Background: Texas passed a law regulating large-scale cat and dog breeders in 2011 (Texas Occupations Code – Chapter 802 – Dog or Cat Breeders Act). While the 2011 law successfully prevented animal cruelty at licensed facilities, loopholes allowed numerous large-scale breeders to avoid inspections and meet basic standards of care. By 2023, it was clear that the Texas Licensed Breeders Law needed reform to regulate commercial breeders masquerading as hobbyists.
SB 876 does just that: first, by requiring breeders with five or more breeding females to be licensed. Previously, only breeders with eleven or more breeding females were regulated, which meant a large swath of the industry went sight unseen. According to a Texas Department of Licensing and Regulation (TDLR) study, unlicensed breeding facilities are responsible for most cruelty and neglect complaints.

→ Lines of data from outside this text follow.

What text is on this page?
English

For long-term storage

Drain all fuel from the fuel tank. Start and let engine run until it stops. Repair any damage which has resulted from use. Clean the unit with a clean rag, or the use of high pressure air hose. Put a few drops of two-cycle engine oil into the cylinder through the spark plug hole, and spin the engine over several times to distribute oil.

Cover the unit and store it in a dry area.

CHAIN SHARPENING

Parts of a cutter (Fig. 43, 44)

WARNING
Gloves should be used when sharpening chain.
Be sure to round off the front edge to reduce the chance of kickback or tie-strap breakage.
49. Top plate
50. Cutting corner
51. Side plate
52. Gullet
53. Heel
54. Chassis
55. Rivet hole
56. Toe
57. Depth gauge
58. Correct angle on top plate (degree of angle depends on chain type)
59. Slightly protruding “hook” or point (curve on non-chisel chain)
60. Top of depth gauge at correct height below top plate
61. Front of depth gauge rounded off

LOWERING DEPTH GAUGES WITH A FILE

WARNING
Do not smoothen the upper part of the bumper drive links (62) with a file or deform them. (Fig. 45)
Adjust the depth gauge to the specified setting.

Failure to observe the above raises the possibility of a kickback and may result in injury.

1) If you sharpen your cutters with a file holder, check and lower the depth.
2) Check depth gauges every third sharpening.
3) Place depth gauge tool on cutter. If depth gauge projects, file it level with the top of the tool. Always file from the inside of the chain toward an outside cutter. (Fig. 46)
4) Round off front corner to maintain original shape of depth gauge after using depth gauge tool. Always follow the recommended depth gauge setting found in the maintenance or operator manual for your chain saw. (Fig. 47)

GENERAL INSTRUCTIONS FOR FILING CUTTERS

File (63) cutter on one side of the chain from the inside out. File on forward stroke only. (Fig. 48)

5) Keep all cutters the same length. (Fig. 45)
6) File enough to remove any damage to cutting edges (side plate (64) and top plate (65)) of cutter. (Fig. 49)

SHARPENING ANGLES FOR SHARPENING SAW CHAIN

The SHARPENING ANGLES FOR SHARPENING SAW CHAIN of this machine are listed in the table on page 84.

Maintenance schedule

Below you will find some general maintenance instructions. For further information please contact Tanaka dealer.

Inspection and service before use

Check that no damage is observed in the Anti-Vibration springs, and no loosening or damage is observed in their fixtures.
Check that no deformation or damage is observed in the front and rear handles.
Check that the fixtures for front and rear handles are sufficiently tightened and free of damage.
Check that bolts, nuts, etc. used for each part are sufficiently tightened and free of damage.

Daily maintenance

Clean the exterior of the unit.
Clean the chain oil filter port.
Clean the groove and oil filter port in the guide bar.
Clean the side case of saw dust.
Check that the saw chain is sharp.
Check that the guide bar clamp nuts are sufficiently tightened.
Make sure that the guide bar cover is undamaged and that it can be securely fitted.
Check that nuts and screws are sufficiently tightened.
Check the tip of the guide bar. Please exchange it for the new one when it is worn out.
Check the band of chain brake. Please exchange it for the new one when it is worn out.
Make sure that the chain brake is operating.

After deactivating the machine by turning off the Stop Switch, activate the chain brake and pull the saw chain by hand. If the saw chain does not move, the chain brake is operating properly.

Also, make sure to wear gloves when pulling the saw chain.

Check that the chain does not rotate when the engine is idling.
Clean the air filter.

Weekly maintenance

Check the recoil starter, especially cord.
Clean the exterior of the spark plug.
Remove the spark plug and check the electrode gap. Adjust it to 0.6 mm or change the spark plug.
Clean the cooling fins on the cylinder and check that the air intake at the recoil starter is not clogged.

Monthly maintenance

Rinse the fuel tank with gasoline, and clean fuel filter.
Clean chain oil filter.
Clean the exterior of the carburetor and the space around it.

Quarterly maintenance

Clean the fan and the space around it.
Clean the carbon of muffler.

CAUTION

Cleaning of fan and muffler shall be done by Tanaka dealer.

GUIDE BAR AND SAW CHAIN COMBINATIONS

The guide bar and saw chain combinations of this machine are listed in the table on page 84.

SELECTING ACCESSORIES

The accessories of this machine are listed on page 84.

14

Second, SB 876 removes the need to prove a breeder sold 20 or more animals in a calendar year. Many breeders conduct cash-only sales, which are untraceable. By removing the “proof of sales” requirement, SB 876 closes a significant loophole that allowed commercial breeders to evade accountability. This legislation will effectuate change for thousands of animals across the state and allow the Texas Licensed Breeders Law to oversee the industry as originally intended.
SB 876 was authored by Representative Brad Buckley and co-authored by Senator Pete Flores and Senator John Whitmire. SB 876 is effective September 1, 2023, and breeders with five or more breeding females must be licensed by January 1, 2024.